Como o acesso à energia renovável e descentralizada é capaz de transformar a vida da população na maior floresta tropical do mundo, gerando inovação e oportunidades
O futuro do empreendedor Luiz Henrique Ferreira, 19 anos, tinha tudo para ser igual ao dos parentes mais velhos na comunidade Carão, em Santarém (PA), que migraram em busca de alternativas nas grandes cidades, deixando a floresta ao deus-dará. Mas a chegada de placas solares ao povoado, na Reserva Extrativista Tajapós-Arapiuns, há pouco mais de um ano, abriu outra perspectiva: além de reduzir o alto custo mensal com diesel para o gerador de energia, até então de R$ 30 por família, a novidade permitiu o uso contínuo de aparelhos, tanto televisão como liquidificador e uma geladeira comunitária.
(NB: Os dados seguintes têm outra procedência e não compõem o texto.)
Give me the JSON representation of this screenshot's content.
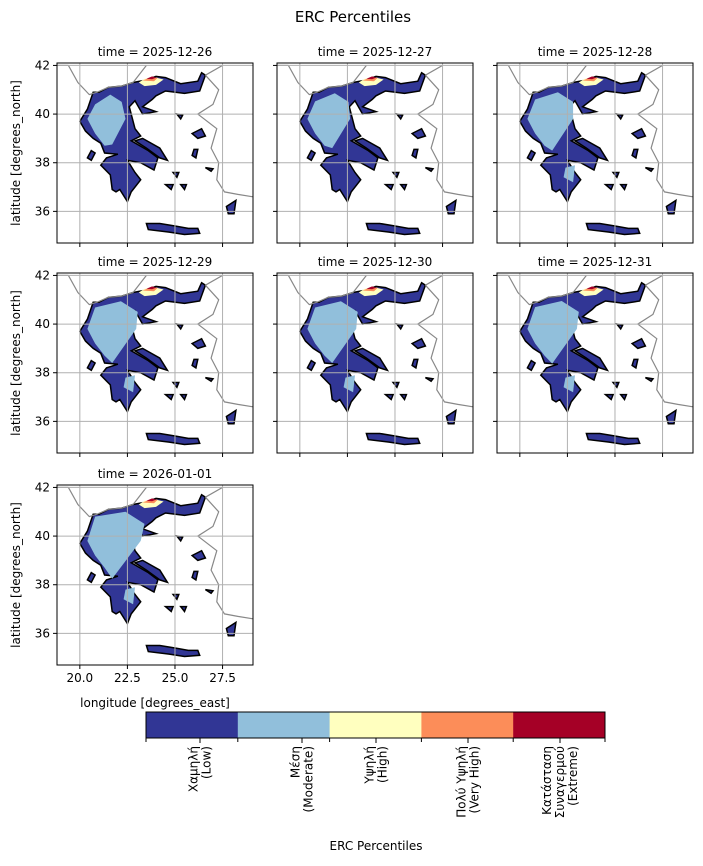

Foi a senha para o rapaz se juntar a outros jovens da localidade e criar a Delícias Tapajônicas, startup que produz doces e licores à base de frutos da região. “O negócio surgiu como solução ao grande desperdício de cupuaçu, açaí, abacaxi e outras riquezas esparramadas como lama pelo chão, porque a energia era cara e só tínhamos por pouco tempo à noite”, conta Ferreira, antes restrito à produção de mandioca e farinha.
A inciativa resultou na criação de uma cooperativa que abrange cinco comunidades, dobrando a renda das famílias. “A pegada do produto caseiro é resgatar a lembrança da infância e do fogão à lenha”, diz o produtor, com plano de resolver questões de logística para começar a venda pela internet – energia elétrica, para isso, ele já tem.
Ferreira é um dos personagens da websérie Floresta Iluminada – energia limpa para os povos da Amazônia, lançada nesta terça-feira durante feira e simpósio sobre o tema, realizados pelo Instituto Socioambiental (ISA) e parceiros, em Manaus. O acesso à energia elétrica é retrato da desigualdade, em especial na maior floresta tropical do planeta, onde vive 70% da população brasileira ainda sem luz, segundo dados do Ministério de Minas e Energia (MME).
Como efeito-dominó, o déficit se reflete nas condições de educação, transporte, saúde, comunicação, trabalho e renda. Melhorar a rentabilidade da produção sustentável, por meio do beneficiamento de insumos florestais e melhor logística de escoamento, tem sido apontado como fator chave no controle do desmatamento.
Na Amazônia, o poder nas localidades está na mão de quem domina o fornecimento de combustível para geradores e barcos. “Um desafio está em reduzir essa dependência, com empoderamento e valorização do modo de vida local”, afirma Adriana Ramos, coordenadora-executiva do ISA.
A organização levou energia solar a comunidades indígenas da região do Xingu, em parceria com a Universidade de São Paulo, e inicia projeto de geração eólica na Terra Indígena Raposa Serra do Sol, em Roraima. “Mais do que ter ou não ter, o importante é a discussão sobre para que serve a energia”, ressalta Ramos.
A tendência é de expansão da fonte fotovoltaica para comunidades isoladas na Amazônia, em função do progressivo declínio dos preços. “Devemos incorporar os avanços tecnológicos à região e o papel das ONGs é fundamental pela experiência com as realidades locais”, ressalta Caetano Scannavino, coordenador do Projeto Saúde e Alegria, que apoia a instalação de sistemas híbridos com placas solares em comunidades do Tapajós. “A soluções existem; não estamos diante de uma utopia”, completa.